Хотел весь отдаться своей грусти и не мог. Беспокойная змейка честолюбия не унималась.
Внезапно умирающий приподнялся и широко открыл глаза. Он смотрел прямо перед собой и, быть может, созерцал то, что оставалось невидимым для окружающих.
Взгляд был радостен и светел.
Затем старец упал на подушку и вытянулся.
Глубокий вздох вылетел из груди, и больше она не поднялась.
Отец Митяй закрыл требник и промолвил, крестясь:
— Царство небесное.
Иван, плача, припал к недвижной груди отца.
Он скорбел, скорбел неподдельно, а в мозгу проносилось:
— Теперь я — тысяцкой!
Несколько часов спустя умерший уже лежал на столе под образами.
Чтец-монах уныло, нараспев, читал псалмы; двое других монахов трудились в сенях, при свете фонарей, над «колодой» для покойника, которая должна была непременно поспеть к утру: назавтра должно было состояться погребенье: в те времена не принято было выжидать, как ныне, трех дней.
Молодой Вельяминов хотел провести последнюю ночь с тем, кто при жизни звался его отцом.
Он присел в уголку на лавочке и в грустном раздумье смотрел на колеблющееся пламя свеч.
Теперь он был один, совсем один на свете… Мать давно умерла, братьев, сестер он не имел. Не было даже дядей и теток, двоюродных братьев и сестер. Один!.. Его это и пугало, и радовало. Свободен, как ветер! Но зато ему вспоминалось: один в поле не воин. И тут же мелькало:
— А с кем воевать?
Будущее казалось ясным. Он станет «тысяцким», будет в почете и «власти».
Даже свои ратные люди будут… А разве этого мало? Сам — что князь…
И честолюбивые думы наполняли голову, отгоняя грустные.
От лампад, от свеч в келье было жарко и душно. Юношу клонило ко сну; он перемогался, но сон морил.
Он негодовал на себя:
— Нешто можно спать в такую ночь?
Но природа брала свое. Дрема охватывала.
Он прижался к уголку. Голова стала клониться…
Мечты и тоска слились как-то в одно. И это «одно» было чем-то смутным. Какой-то хаос…
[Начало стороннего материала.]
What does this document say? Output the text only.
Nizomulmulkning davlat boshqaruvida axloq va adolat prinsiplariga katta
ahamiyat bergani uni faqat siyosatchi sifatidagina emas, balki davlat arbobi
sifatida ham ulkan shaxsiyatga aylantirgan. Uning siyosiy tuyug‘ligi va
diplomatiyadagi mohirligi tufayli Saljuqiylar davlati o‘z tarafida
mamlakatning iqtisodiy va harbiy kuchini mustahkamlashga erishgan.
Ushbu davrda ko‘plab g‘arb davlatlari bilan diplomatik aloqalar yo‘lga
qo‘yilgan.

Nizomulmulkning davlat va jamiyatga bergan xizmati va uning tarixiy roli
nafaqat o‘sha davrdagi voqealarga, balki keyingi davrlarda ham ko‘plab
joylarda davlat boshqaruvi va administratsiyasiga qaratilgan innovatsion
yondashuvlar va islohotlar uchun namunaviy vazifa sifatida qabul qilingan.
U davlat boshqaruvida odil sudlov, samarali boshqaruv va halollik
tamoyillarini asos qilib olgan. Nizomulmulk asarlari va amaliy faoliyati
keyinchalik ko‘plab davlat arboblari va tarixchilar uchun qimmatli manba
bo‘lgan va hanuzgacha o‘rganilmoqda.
Но потом блеснул свет, перед которым померкли свечи. Словно кто-нибудь унес их в высь недосягаемую. Они двигались медленно, а следом за ними уносились грезы Ивана Вельяминова.
И вдруг свечи померкли. И стал мрак.
Что-то сверкнуло во мраке; точно стрела молнии проблеснула и смеркла.
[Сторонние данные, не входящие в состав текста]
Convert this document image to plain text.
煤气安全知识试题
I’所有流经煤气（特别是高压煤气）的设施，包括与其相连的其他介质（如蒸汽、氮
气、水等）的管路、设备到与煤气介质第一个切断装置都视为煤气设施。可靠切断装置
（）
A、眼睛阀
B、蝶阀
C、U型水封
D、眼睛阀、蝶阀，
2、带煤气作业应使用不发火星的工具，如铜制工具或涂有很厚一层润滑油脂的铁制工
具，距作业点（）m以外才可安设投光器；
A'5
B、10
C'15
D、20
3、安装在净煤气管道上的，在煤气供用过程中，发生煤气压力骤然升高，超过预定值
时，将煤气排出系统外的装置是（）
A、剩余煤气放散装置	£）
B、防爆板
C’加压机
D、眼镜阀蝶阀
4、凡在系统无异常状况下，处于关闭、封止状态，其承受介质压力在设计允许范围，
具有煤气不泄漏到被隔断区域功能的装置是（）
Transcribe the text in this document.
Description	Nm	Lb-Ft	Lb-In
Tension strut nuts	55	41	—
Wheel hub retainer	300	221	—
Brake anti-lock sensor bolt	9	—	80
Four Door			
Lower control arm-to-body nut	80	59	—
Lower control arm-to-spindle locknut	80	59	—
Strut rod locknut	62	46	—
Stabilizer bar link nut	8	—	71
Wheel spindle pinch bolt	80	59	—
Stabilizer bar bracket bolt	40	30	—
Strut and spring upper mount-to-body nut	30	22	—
И опять тьма, но полная жизни. Точно тысячи незримых духов веют кругом.
Даже слышен шум их крыльев… Даже видно, как светится в темноте серебристое оперение…
— Что за диво? Куда я попал?
А шуму все больше… Сверканье крыльев все сильнее.
— Али это призраки? Знаменье!
Вдруг яркий сноп лучей прорезал мрак; свет был так силен, что его не могло вынести зрение.
Серебристые духи пали ниц. И откуда-то с выси, вернее, из выси высот, послышалось пение, от которого «таяло сердце».
— Слава в вышних Богу… — пели сладостные голоса.
И в это время юный Вельяминов услышал шепот.
Он узнал, кто говорит: его отец.
— Сладко тебе, сыне… — лился шепот, — ужели от этой сладости уйдешь? Гони лукавого… Я — в обители горней… Взыскал меня Господь милостью не по грехам моим… Приходи ко мне.
— Батюшка, оставь меня с собой! — как бы восклицает Иван Васильевич.
— Поживи, заслужи. Судьбы Божии неисповедимы.
— Как мне жить?
— Сие Христос заповедал. Гони лукавого… Он вьет гнездо в твоем сердце…
Шепот смолк.
Постепенно затихло пение.
Снова мрак.
Тишина жуткая, таинственная.
Что-то проблеснуло багряное… Померкло и вдруг разлилось целым морем пламени. Огненные языки вздымались, как волны… Все выше, выше; казалось, они достигнут до неба — черного, без проблеска.
Потом огненная пучина раздалась, словно раскололась. Из середины поднялся гигантский, блистающий трон.
Страшен был сидящий на нем.
Его глаза метали молнии. Венец из кроваво-красного пламени покрывал голову.
Лицо было черно, как земля. Алые губы искривлены зловещей улыбкой.
Задрожал от ужаса Иван.
— Кто ты? — спросил он замирающим голосом.
В раскатах грома послышался ответ:
— Имя мне — Сатана. Я твой помощник и повелитель… Служи мне…
И вдруг захохотал, и огненные волны всколыхнулись от его хохота:
— Ты уже мой!
И откуда-то снизу, из-под пламенного покрова, глухо донеслось, как вздох тысячи тысяч:
— Ты — наш.
Волосы зашевелились на голове Вельяминова.